For 10 months of the year, I’m “urban Beth”. I hang out on Queen Street East, enjoy downtown shows and theatre, and when bored with Toronto, visit New York for additional chaos and grittiness. My clothes tend to the black and grey, and if I feel like dressing down, I leave off the nail polish.
Then summer comes, and I turn into “pioneer Beth”. I move my office (i.e. my computer and cell phone) to an old wooden desk tucked into the corner of an even older Muskoka cottage, and exchange a view of a brick wall for a sparkling lake.
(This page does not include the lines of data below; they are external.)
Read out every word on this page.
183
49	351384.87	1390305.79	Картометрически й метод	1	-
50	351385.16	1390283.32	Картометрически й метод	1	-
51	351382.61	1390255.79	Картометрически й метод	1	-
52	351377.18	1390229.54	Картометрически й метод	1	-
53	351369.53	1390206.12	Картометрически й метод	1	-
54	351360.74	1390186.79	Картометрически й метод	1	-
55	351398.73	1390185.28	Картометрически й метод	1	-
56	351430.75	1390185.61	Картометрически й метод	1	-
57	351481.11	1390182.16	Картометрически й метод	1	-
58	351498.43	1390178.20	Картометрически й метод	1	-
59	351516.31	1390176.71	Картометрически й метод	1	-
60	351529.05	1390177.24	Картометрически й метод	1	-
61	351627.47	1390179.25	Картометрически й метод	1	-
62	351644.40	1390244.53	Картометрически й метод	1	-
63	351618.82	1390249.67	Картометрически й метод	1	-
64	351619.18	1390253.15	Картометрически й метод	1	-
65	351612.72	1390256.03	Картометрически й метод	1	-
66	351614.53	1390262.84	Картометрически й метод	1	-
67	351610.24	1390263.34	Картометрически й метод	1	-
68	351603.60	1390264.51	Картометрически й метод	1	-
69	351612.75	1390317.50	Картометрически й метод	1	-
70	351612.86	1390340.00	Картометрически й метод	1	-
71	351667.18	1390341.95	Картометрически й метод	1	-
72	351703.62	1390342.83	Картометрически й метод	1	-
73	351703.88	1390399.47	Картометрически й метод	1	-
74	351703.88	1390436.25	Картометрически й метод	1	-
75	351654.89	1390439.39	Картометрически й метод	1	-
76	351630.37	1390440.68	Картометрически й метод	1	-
The transition isn’t instant. I look pretty good when I first settle in, hair coifed, clothes ironed and feet polished. But without the aid of air conditioners, an indoor shower, blow dryer or much of a mirror, I began to unravel. Gone are the neat black pants, out come the pink capris and checkered shirts. The hair gets messier, the eyebrows fade (well, just a bit).
Within a week, all makeup is shoved to the back of a drawer. Perfume is replaced with insect repellent and foundation by sunscreen. To be honest, a lot of the credit actually goes to my neighbours, who couldn’t care at all what I look like as long as I visit with a bottle of wine and pet their dogs.
If the weather turns cool (which it does in August), we’ll be hauling in wood for the fire. When a storm shuts down the hydro, thank goodness for candlelight and a BBQ. (Last summer, a friendly neighbour made us coffee by plugging our machine into her generator, set up in the middle of a farmer’s field!) There’s some wildlife to contend with but nothing worse than a hungry deer nibbling off the heads of my geranium plants or a screaming female red fox.
Without distractions from multiple TV channels, people selling stuff at the door, and never-ending household obligations, the days open up as if each held more than 24 hours. There seems to be unlimited time to get anything done, in addition to lots of personal time to soak up the magic of summer.
Pioneer Beth doesn’t cope without any WIFI, but with limited data, I’m much better with my online use. There’s a definite lack of compulsive text messaging and posting. I check messages with discipline, not panic.
September comes quickly enough. Once back in the city, the transformation (or “cleaning up” of Beth) takes as long as the deconstruction a couple of months earlier. I don’t prefer one way of living over the other; but super grateful that both appeal to me and are able to co-exist without too much of an argument.